It doesn’t matter how much you give or what you give, only that you give.
The holiday race begins with Black Friday and Cyber Monday. Billions of dollars are spent as the annual march toward material satisfaction is launched. We chase the next sale or elusive impossible-to-find gift. Our spirit is drained and we’re quickly exhausted. That’s when we should stop for Giving Tuesday.
On the Tuesday following Thanksgiving, a day is set aside to pause from shopping and instead think of supporting others and helping our communities. This is a moment to give from the heart.
Initially, Giving Tuesday was a program started in New York in 2012 with the purpose to create a national day of supporting nonprofits and community organizations.
Since its founding, thousands of partner organizations, including Philanthropy and the United Way, have sponsored promotions. Exact totals are hard to determine, but the amount of giving on this day has tripled in two years, from about $13 million in 2012 to $45 million last year.
Giving Tuesday founders sought to create a response to the commercialization and consumerism in the post-Thanksgiving season. They believe it’s an opportunity for donors – a permission to give and share with others.
I’m looking for an option to balance the holiday shopping frenzy. So on Giving Tuesday, I’ll wage my personal campaign to join the ranks of philanthropists, even if it’s in small amounts.
We in the Central Valley face a challenging situation: a place with the greatest need and yet the least amount of organized giving. Citing a report by the Irvine Foundation, there are more than 1,000 foundations in the Bay Area that support numerous communities. Annually, they award more than $250 per capita in giving.
This is in sharp contrast to the Valley, where only 139 foundations exist, with an average of about $33 per capita in giving. We lag so far behind, perhaps we need a week of giving to capitalize on guilt for the holidays.
According to a review of how America gives by the Wall Street Journal, the world of giving is changing and those impacts play out in different ways for the Valley.
For example, total giving nationwide for 2014 was up 22 percent since the official end of the recession in 2009. Yet the Valley starts from such a low level, doubling or tripling our giving still leaves us far behind the rest of the state.
The responsibility to give back and help the less fortunate remains the main driver of giving. Except here in the Valley, those in need are spread over much larger geographic areas and many are undocumented who remain invisible for many reasons. Identifying, let alone reaching, many of the poor is complicated.
In the future, we can expect more changes. Giving to religious organizations remains high with the older population and much less with youths. How will that alter small Valley communities with their churches and aging populations? Will giving dollars shift with the millennials who rank health and educational causes much higher than boomers?
Values are important, especially for a younger generation. In a modified theory of giving, they will buy from companies whose philanthropy align with their values. How does that play out in the future with Valley agribusiness? Might these companies change how they help those in need and it becomes part of a new branding identity?

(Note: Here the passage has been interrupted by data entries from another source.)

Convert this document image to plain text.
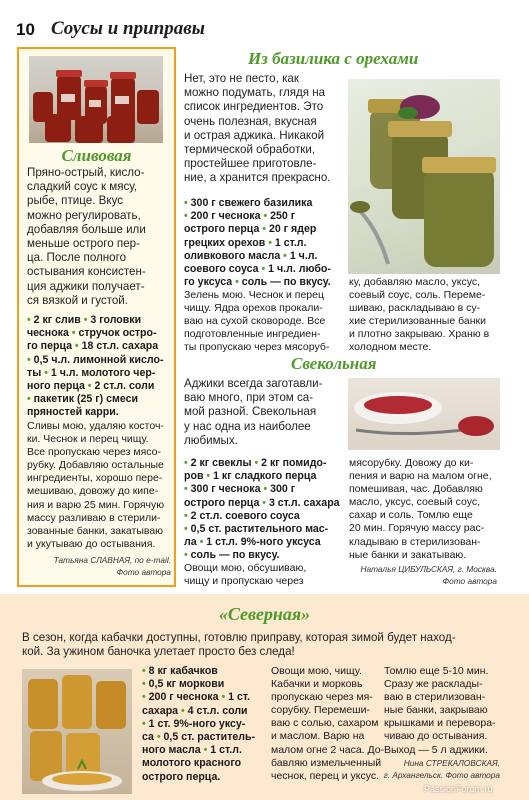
10 Соусы и приправы
Сливовая
Пряно-острый, кисло-
сладкий соус к мясу,
рыбе, птице. Вкус
можно регулировать,
добавляя больше или
меньше острого пер-
ца. После полного
остывания консистен-
ция аджики получает-
ся вязкой и густой.
• 2 кг слив • 3 головки
чеснока • стручок остро-
го перца • 18 ст.л. сахара
• 0,5 ч.л. лимонной кисло-
ты • 1 ч.л. молотого чер-
ного перца • 2 ст.л. соли
• пакетик (25 г) смеси
пряностей карри.
Сливы мою, удаляю косточ-
ки. Чеснок и перец чищу.
Все пропускаю через мясо-
рубку. Добавляю остальные
ингредиенты, хорошо пере-
мешиваю, довожу до кипе-
ния и варю 25 мин. Горячую
массу разливаю в стерили-
зованные банки, закатываю
и укутываю до остывания.
Татьяна СЛАВНАЯ, по e-mail.
Фото автора
Из базилика с орехами
Нет, это не песто, как
можно подумать, глядя на
список ингредиентов. Это
очень полезная, вкусная
и острая аджика. Никакой
термической обработки,
простейшее приготовле-
ние, а хранится прекрасно.
• 300 г свежего базилика
• 200 г чеснока • 250 г
острого перца • 20 г ядер
грецких орехов • 1 ст.л.
оливкового масла • 1 ч.л.
соевого соуса • 1 ч.л. любо-
го уксуса • соль — по вкусу.
Зелень мою. Чеснок и перец
чищу. Ядра орехов прокали-
ваю на сухой сковороде. Все
подготовленные ингредиен-
ты пропускаю через мясоруб-
ку, добавляю масло, уксус,
соевый соус, соль. Переме-
шиваю, раскладываю в су-
хие стерилизованные банки
и плотно закрываю. Храню в
холодном месте.
Свекольная
Аджики всегда заготавли-
ваю много, при этом са-
мой разной. Свекольная
у нас одна из наиболее
любимых.
• 2 кг свеклы • 2 кг помидо-
ров • 1 кг сладкого перца
• 300 г чеснока • 300 г
острого перца • 3 ст.л. сахара
• 2 ст.л. соевого соуса
• 0,5 ст. растительного мас-
ла • 1 ст.л. 9%-ного уксуса
• соль — по вкусу.
Овощи мою, обсушиваю,
чищу и пропускаю через
мясорубку. Довожу до ки-
пения и варю на малом огне,
помешивая, час. Добавляю
масло, уксус, соевый соус,
сахар и соль. Томлю еще
20 мин. Горячую массу рас-
кладываю в стерилизован-
ные банки и закатываю.
Наталья ЦИБУЛЬСКАЯ, г. Москва.
Фото автора
«Северная»
В сезон, когда кабачки доступны, готовлю приправу, которая зимой будет наход-
кой. За ужином баночка улетает просто без следа!
• 8 кг кабачков
• 0,5 кг моркови
• 200 г чеснока • 1 ст.
сахара • 4 ст.л. соли
• 1 ст. 9%-ного уксу-
са • 0,5 ст. раститель-
ного масла • 1 ст.л.
молотого красного
острого перца.
Овощи мою, чищу.
Кабачки и морковь
пропускаю через мя-
сорубку. Перемеши-
ваю с солью, сахаром
и маслом. Варю на
малом огне 2 часа. До-
бавляю измельченный
чеснок, перец и уксус.
Томлю еще 5-10 мин.
Сразу же расклады-
ваю в стерилизован-
ные банки, закрываю
крышками и перевора-
чиваю до остывания.
Выход — 5 л аджики.
Нина СТРЕКАЛОВСКАЯ,
г. Архангельск. Фото автора
PassionForum.ru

The new role of online giving also allows remote, isolated communities a place at the giving table. “The forgotten” may gain new visibility, the Third World communities in the Valley may compete for dollars alongside international campaigns.
Social media has radically affected how we give. We often share information about causes in our social networks. Some of the biggest drivers of giving are personal relationships and the social pressure to contribute. Could this revolutionize our pool of donors and donations, or are we in the Valley faced with new competition from better and more sophisticated campaigns?
A new culture of giving may have been born on Giving Tuesday. It’s local and universal. Sharing information can expose our needs and broaden funding with a different base of donors. We can no longer hide our poor, nor should we.
And organizations will have to be smarter with more competition for the limited giving dollar. I believe solutions will be rewarded, not simply recognizing the problem among us. Telling the world we are the Appalachia of the West doesn’t work: We need to offer answers and ideas.
Experimentation and innovation demands new, bold approaches. I hope pilot projects and failures will be tolerated as we address the huge needs in our communities. We need to begin by asking what those in need want rather than having outsiders impose their ideas.
A new spirit of giving may find a home here in our fields and small towns and cities. The answer is not simply curing poverty: A single day of giving won’t fix that. Rather, we may simply want to examine well-being and offer the greatest gift: hope.
David Mas Masumoto is an organic farmer near Fresno and award-winning author of books, including “Epitaph for a Peach.”